Wednesday, April 4, 2018

Sandpaper Lady


I can’t remember where I first heard about her.  The woman who can rub you the wrong way.  The one that can rub your emotions raw.   The woman who can leave you feeling brush burned and bleeding.   Her name is Sandpaper Lady.  

We have all met women, and even some men, that fit this description.  Perhaps there are some in your ministry right now.  Our instinct may be to run the other way.  Avoid this lady at all costs.  I dare say that some of us may have even prayed that she wouldn’t show up for a certain activity or service because we just couldn’t face her that day.  

When I first heard about her, there was a lady in my life that fit this description perfectly.  I avoided her and I wasn’t the only one.  She drained me.  Trying to have a conversation with her was the last thing I felt like doing.  It was awkward, sometimes one-sided, and often times painful.  As if that weren’t enough, the odors coming from her person were not a sweet aroma! 

I was encouraged to love Sandpaper Lady, to look for something good in her and praise her, take an interest in her life and maybe even look deep enough to see if she might be suffering in some hidden way that no one could see.  I was told that if I did this, I might even learn to love Sandpaper Lady.  I could not possibly imagine that last thing happening, but God works in mysterious ways.  

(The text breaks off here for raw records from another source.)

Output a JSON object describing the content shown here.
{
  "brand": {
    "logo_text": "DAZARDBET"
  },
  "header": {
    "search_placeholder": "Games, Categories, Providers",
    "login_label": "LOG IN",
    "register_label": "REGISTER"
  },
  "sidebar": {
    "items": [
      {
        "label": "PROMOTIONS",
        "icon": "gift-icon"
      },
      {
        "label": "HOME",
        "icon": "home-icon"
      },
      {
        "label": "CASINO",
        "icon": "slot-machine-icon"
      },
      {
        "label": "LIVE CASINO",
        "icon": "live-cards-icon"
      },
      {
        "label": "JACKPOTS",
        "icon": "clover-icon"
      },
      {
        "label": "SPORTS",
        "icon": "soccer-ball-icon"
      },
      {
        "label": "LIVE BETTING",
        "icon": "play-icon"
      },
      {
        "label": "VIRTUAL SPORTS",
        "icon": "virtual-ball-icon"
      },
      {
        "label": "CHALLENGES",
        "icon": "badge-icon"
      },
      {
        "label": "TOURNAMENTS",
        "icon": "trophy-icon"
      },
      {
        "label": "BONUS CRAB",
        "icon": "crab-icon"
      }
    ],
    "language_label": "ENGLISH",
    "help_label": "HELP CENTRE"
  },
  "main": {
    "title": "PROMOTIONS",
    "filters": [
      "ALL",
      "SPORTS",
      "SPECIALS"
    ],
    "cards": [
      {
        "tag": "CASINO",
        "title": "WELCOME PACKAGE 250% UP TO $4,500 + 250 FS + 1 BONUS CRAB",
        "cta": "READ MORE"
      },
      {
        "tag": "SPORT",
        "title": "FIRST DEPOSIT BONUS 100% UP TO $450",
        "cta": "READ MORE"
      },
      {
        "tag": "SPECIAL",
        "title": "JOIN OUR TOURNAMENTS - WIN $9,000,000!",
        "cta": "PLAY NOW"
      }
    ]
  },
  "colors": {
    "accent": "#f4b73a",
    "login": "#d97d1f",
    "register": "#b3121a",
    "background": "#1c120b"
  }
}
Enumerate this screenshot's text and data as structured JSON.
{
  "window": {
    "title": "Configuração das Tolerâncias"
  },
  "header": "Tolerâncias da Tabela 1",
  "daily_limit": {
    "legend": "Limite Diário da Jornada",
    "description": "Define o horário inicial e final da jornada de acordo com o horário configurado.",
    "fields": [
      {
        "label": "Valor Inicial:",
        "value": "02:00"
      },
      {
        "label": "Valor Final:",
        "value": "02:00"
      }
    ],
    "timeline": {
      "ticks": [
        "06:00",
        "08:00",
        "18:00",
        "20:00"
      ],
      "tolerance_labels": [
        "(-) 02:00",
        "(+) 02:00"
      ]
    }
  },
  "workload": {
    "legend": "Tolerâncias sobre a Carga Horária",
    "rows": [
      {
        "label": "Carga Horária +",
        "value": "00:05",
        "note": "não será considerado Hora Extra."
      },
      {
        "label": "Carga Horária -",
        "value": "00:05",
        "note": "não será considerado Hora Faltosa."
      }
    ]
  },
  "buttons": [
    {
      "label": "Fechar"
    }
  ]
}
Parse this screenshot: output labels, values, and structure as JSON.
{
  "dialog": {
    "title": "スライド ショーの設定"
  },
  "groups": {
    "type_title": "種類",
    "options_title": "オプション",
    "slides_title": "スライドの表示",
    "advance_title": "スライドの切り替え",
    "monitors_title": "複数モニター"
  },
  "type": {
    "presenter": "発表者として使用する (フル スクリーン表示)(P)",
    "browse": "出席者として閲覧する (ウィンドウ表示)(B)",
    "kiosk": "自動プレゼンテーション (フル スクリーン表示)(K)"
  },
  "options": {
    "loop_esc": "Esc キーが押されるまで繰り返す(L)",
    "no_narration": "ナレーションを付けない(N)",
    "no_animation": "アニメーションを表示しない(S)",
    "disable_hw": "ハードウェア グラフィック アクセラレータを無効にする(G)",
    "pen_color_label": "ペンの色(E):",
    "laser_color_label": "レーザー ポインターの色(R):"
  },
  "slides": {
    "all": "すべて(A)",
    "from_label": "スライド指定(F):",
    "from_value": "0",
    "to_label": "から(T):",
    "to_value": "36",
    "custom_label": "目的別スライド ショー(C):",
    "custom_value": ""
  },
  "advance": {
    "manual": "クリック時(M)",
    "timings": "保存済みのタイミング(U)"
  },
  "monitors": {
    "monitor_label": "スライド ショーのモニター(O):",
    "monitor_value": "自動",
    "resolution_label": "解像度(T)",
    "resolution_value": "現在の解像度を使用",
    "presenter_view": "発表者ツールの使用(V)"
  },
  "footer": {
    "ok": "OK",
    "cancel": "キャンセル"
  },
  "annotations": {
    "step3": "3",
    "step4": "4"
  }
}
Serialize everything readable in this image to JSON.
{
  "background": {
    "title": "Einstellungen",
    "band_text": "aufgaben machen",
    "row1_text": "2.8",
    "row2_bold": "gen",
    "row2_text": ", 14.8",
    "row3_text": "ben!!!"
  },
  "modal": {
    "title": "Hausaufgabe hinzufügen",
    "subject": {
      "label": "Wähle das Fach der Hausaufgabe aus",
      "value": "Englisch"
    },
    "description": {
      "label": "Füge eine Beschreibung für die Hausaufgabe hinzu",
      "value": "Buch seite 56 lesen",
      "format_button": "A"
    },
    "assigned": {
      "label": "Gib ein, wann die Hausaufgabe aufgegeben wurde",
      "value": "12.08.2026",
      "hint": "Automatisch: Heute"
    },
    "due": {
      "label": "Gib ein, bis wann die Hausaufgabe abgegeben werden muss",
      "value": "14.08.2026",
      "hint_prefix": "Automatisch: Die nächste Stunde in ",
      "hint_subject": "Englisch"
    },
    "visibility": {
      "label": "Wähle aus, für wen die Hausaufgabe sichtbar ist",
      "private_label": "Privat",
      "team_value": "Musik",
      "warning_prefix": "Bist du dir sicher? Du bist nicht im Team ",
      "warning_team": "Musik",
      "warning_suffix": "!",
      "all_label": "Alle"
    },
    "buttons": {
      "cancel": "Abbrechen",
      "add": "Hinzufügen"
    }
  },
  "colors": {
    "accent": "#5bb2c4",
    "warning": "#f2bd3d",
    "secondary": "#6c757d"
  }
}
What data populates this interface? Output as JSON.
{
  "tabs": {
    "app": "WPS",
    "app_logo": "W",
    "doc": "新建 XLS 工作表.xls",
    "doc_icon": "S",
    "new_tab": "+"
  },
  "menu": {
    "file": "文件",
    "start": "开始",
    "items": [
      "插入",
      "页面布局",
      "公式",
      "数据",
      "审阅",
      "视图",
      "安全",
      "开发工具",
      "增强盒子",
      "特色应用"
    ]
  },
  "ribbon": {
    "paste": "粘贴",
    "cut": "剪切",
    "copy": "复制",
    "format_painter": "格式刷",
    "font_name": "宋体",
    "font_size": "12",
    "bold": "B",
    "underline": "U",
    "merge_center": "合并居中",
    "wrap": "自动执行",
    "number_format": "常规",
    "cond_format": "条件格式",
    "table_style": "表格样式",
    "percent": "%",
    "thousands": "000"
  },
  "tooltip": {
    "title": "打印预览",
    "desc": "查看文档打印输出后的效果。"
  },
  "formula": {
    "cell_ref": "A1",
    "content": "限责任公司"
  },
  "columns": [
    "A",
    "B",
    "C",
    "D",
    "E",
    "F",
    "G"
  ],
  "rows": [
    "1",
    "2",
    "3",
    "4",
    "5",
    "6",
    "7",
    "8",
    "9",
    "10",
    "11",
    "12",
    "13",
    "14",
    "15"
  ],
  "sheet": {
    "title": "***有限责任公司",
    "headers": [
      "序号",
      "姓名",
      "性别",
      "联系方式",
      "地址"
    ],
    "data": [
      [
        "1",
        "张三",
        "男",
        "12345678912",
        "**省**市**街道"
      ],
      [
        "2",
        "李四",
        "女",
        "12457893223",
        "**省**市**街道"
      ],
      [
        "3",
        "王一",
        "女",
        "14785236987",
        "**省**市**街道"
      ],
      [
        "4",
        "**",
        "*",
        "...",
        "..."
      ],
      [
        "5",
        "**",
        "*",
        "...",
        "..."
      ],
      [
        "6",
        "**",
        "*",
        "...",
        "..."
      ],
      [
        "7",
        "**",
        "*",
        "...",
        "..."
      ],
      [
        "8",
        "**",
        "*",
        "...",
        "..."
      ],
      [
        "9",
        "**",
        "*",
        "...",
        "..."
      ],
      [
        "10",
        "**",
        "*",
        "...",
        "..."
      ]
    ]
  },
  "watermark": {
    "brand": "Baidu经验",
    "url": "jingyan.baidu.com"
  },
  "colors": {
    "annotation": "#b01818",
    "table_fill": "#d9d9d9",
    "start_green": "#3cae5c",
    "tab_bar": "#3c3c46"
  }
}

So Sandpaper Lady became a project.  I didn’t avoid eye contact and actually tried to engage her in a conversation from time to time.  Even though the conversations were awkward, I started to hear bits and pieces that I could assemble together about her life and what she was enduring.  Once I even reached out and touched her arm with compassion as she was talking.  And then I noticed an amazing thing…

My rough edges that splintered when around her, started to smooth out.  I started to notice that  I really cared about this lady and what she might be going through.  I missed her when she didn’t attend an event or service and silently prayed that everything was ok.  It was then that I realized…I looked at her as a project, but maybe, just maybe, it was actually me that was the project!

*****
When our Lord was speaking to the crowd a beggar came 
Who fell down before Christ and called out His name.
The disciples quickly came, And they turned the man away,
Till they saw the Lord’s compassion And they head the Savior say:

Love as I loved, Give as I gave;
These are the people that I came to save.
Love as I loved, and I will shine through.
Let others see my love, in you.

Yesterday my time was filled with vain and empty things,
And I was so busy with all that life brings.
People crowded in my way, But I pushed them all away,
They were just a senseless bother Till I heard the Savior say:

Love as I loved, Give as I gave;
These are the people that I came to save.
Love as I loved, and I will shine through.
Let others see my love, in you.


~Ron Hamilton

4 comments:

Anonymous said...

Thank you for the reminder of how God loves and that is an example to each of us. He loved me when I was unlovely ~ and Eternity will not be long enough nor words enough to praise and thank Him for this grand love.

Barbara H. said...

There are people in my life I have thought of as sandpaper Christians, too - and I try to remember that their rubbing me the wrong way will smooth off my rough edges if I let them.

Lou Ann Keiser said...

This is excellent--and so true. Thank you for sharing!

Vicki Weimer said...

Good encouragement to love as we are loved. Sometimes I am the sandpaper lady, but God loves me anyway.